Your average Lewis L’Amour book runs about 250 pages, give or take. I say this, because as far as I know, The Haunted Mesa is probably the longest book he’s written, coming in at 433 pages on the Kindle, and about 357 or so in print, which puts this about as long as two of his standard novels put together. Now, with this being the first L’Amour book I’ve read so far, I have no way of comparison, but…there’s a lot of exposition in this book. There are points where the characters tend to go for pages pontificating about certain things like the nature of man, the rise and fall of mysterious cultures in the Southwest, a lot of it tied up with the backstory of whatever character Mike runs into that may or may not have something to do with the overall narrative. According to the postscript, this book had been brewing in L’Amour’s noggin since at least the 70s, having notes and expeditions around places like the Mesa Verde and the surrounding areas. He obviously had a long-standing interest in the lore and mythology surrounding the mesas; and given that this was his final written book before he died, it may have just been an instance where his characters worked as a mouthpiece for his own brain droppings on life, the universe, and everything. Forty-Two. I make no apologies.

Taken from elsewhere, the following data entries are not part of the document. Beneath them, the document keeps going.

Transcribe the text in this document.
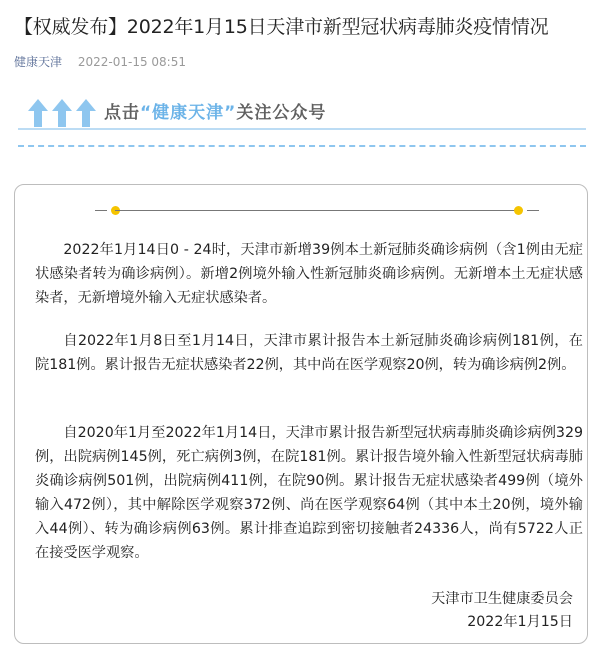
【权威发布】2022年1月15日天津市新型冠状病毒肺炎疫情情况
健康天津 2022-01-15 08:51
点击“健康天津”关注公众号

2022年1月14日0 - 24时，天津市新增39例本土新冠肺炎确诊病例（含1例由无症状感染者转为确诊病例）。新增2例境外输入性新冠肺炎确诊病例。无新增本土无症状感染者，无新增境外输入无症状感染者。

自2022年1月8日至1月14日，天津市累计报告本土新冠肺炎确诊病例181例，在院181例。累计报告无症状感染者22例，其中尚在医学观察20例，转为确诊病例2例。

自2020年1月至2022年1月14日，天津市累计报告新型冠状病毒肺炎确诊病例329例，出院病例145例，死亡病例3例，在院181例。累计报告境外输入性新型冠状病毒肺炎确诊病例501例，出院病例411例，在院90例。累计报告无症状感染者499例（境外输入472例），其中解除医学观察372例、尚在医学观察64例（其中本土20例，境外输入44例）、转为确诊病例63例。累计排查追踪到密切接触者24336人，尚有5722人正在接受医学观察。

天津市卫生健康委员会
2022年1月15日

There is some riveting action interspersed among the exposition, in a rather engaging pulp style. Most of this takes place in our world; Mike doesn’t really make it to the other side until about 70% of the way into the book (one of the perks of having a Kindle, you know at what point something happens). There’s a bunch of characters that are introduced that seem they would be much more important to the plot than they are–there’s a local law enforcement character that, in my head, kept imagining to be patterned after Graham Greene, that maybe should have been more of an everyman perspective on the other side than just staying here on our side. And some of the ones that do, aren’t really all that fleshed out enough. Other than that, the story itself did drag a bit at times, especially when the characters got to pontificatin’ and such.
On the Goodreads site, there’s a lot of 1- and 2-star reviews of The Haunted Mesa, from those who were obviously expecting an old fashioned Western yarn, because of the name. As someone who comes from a different style of literary consumption, I found The Haunted Mesa to be an interesting bit of pulp sci-fi Weird Western speculative fiction that could have been tightened up at a few points, and expounded upon a bit more at others. You would do well to check this book out.